Je n'allongerai point ce récit malheureux, [145]

Des services, des soins que rend un amoureux,

Il suffit que je fis tout ce qu'il faut pour plaire,

Et comme les présents font à la fin tout faire,

Pour la première fois, en secret, et la nuit,

Je fus par sa suivante en sa chambre introduit. [150]

Hélas dans ce moment elle était infidèle.

Un rival nous surprend ; j'enrage ; je querelle ;

L'attaque ; on se défend ; je blesse, et sous mes coups,

Ce rival accablé satisfait mon courroux.

Lors le croyant sans vie, et la voyant pâmée, [155]

Par le bruit du combat sa famille alarmée,

Je crus que le courroux d'un vieil père irrité,

À cause de ses ans devait être évité,

Et je crus qu'insulter à cette malheureuse,

N'était pas l'action d'une âme généreuse, [160]

Préparant donc la mienne à tout événement,

Et mettant mon espoir en mon bras seulement

J'étais prêt de sortir, sans croire mon courage,

Qui n'avait pas encore assez saoulé sa rage,

Quand l'ingrate beauté reprenant ses esprits, [165]

Faisant parler pour elle, et ses pleurs, et ses cris,

Me prit, m'embrassant, quoi que je pusse faire

De ne la laisser pas au pouvoir de son père.

J'avais pour elle alors avec juste raison

Toute l'horreur qu'on a pour une trahison, [170]

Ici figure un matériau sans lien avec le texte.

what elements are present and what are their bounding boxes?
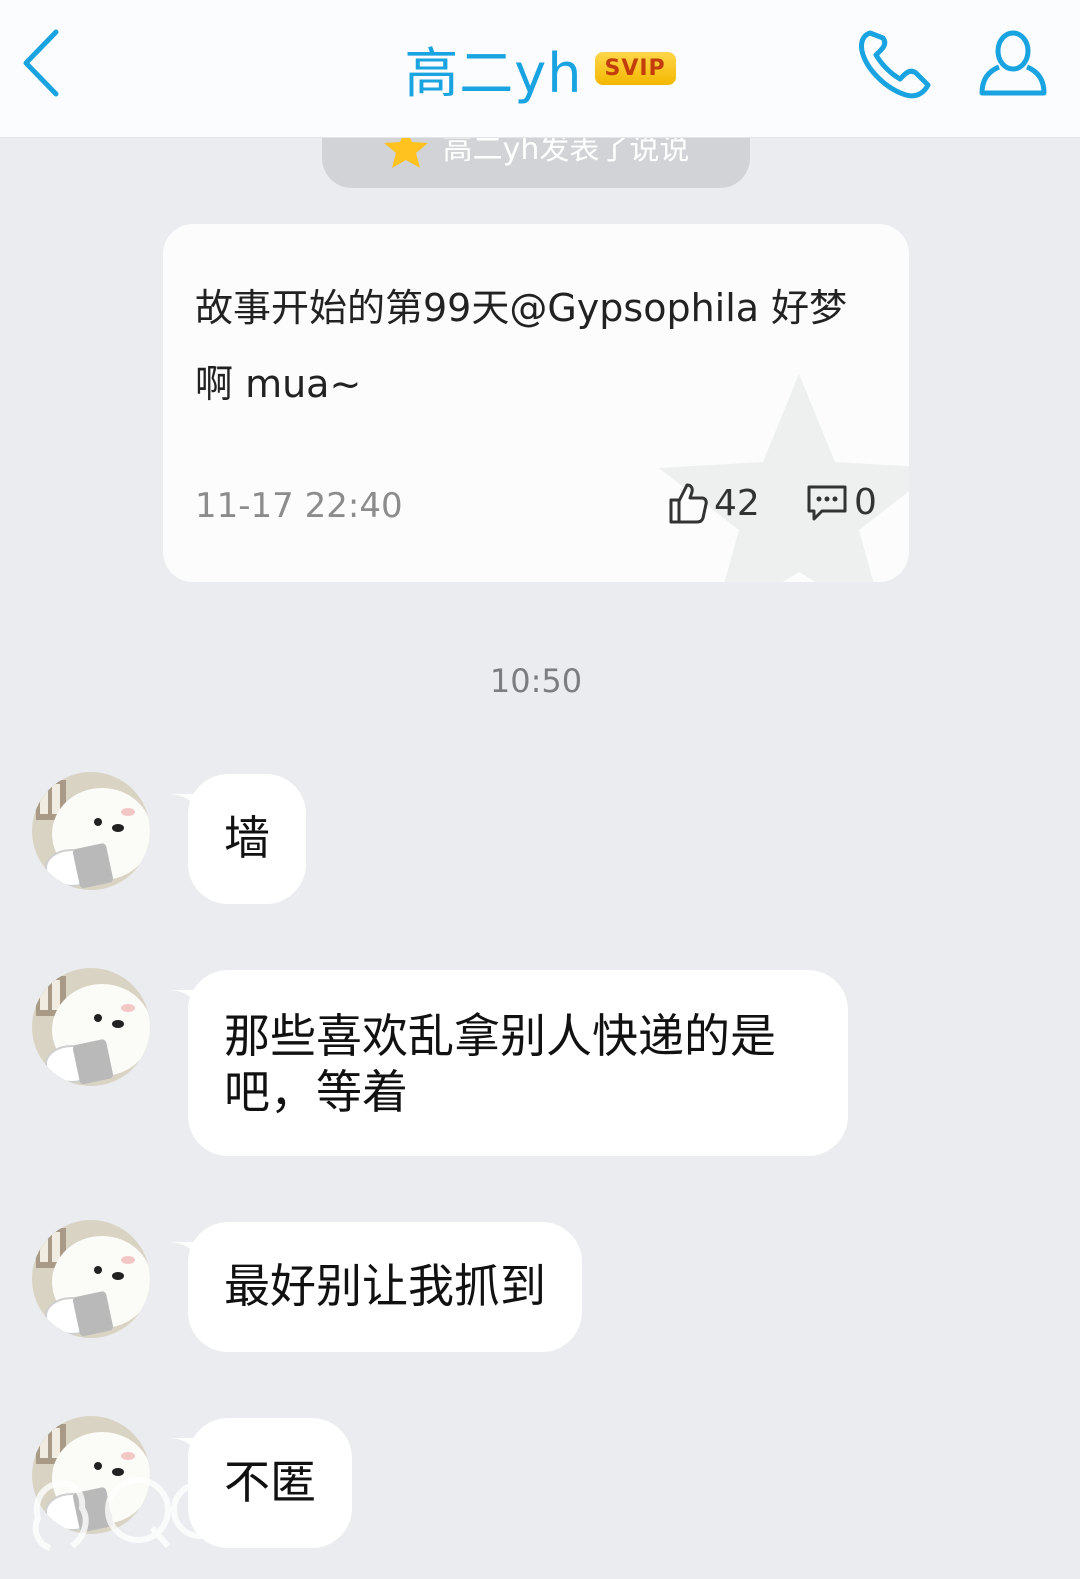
bear-avatar-icon [32,772,150,890]
post-time: 11-17 22:40 [195,486,403,526]
qq-watermark [32,1477,229,1551]
phone-icon [859,30,931,99]
comment-button[interactable]: 0 [806,482,877,523]
avatar[interactable] [32,772,150,890]
bear-avatar-icon [32,968,150,1086]
message-bubble[interactable]: 墙 [188,774,306,904]
bear-avatar-icon [32,1220,150,1338]
profile-button[interactable] [972,22,1054,104]
like-button[interactable]: 42 [668,482,760,524]
back-button[interactable] [10,28,70,98]
avatar[interactable] [32,968,150,1086]
message-bubble[interactable]: 最好别让我抓到 [188,1222,582,1352]
chevron-left-icon [23,29,59,97]
thumbs-up-icon [669,483,708,524]
avatar[interactable] [32,1220,150,1338]
post-text: 故事开始的第99天@Gypsophila 好梦啊 mua~ [195,286,848,406]
svip-badge: SVIP [594,51,676,85]
message-timestamp: 10:50 [489,662,583,700]
comment-count: 0 [854,482,877,523]
comment-icon [807,485,847,520]
like-count: 42 [714,482,760,524]
user-icon [979,30,1047,96]
chat-header: 高二yh SVIP [0,0,1080,138]
message-bubble[interactable]: 那些喜欢乱拿别人快递的是吧，等着 [188,970,848,1156]
shared-post-card[interactable]: 故事开始的第99天@Gypsophila 好梦啊 mua~ 11-17 22:4… [163,224,909,582]
contact-name[interactable]: 高二yh [404,29,582,108]
call-button[interactable] [850,24,940,104]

Et j'avais eu besoin de toute ma prudence,

Pour ne m'emporter pas à quelque violence :

Mais peut-on s'empêcher, quand on est généreux,

D'aider un ennemi que l'on voit malheureux ?

Je répandrai mon sang, pour vous sauver la vie, [175]

Beauté trop tard connue, et trop longtemps servie,

Et si je meurs pour vous, lui dis-je, je permets

À votre esprit ingrat, de n'y songer jamais.

Elle ne répondit qu'en répandant des larmes,

Et même en sa douleur conserva tous ses charmes. [180]

Nous sortîmes sans peine, et sans autre danger

Que la crainte que j'eus, qu'on ne nous vint charger.

Le mal que m'avait fait cette fille infidèle,

Ne pouvait m'empêcher de tout craindre pour elle.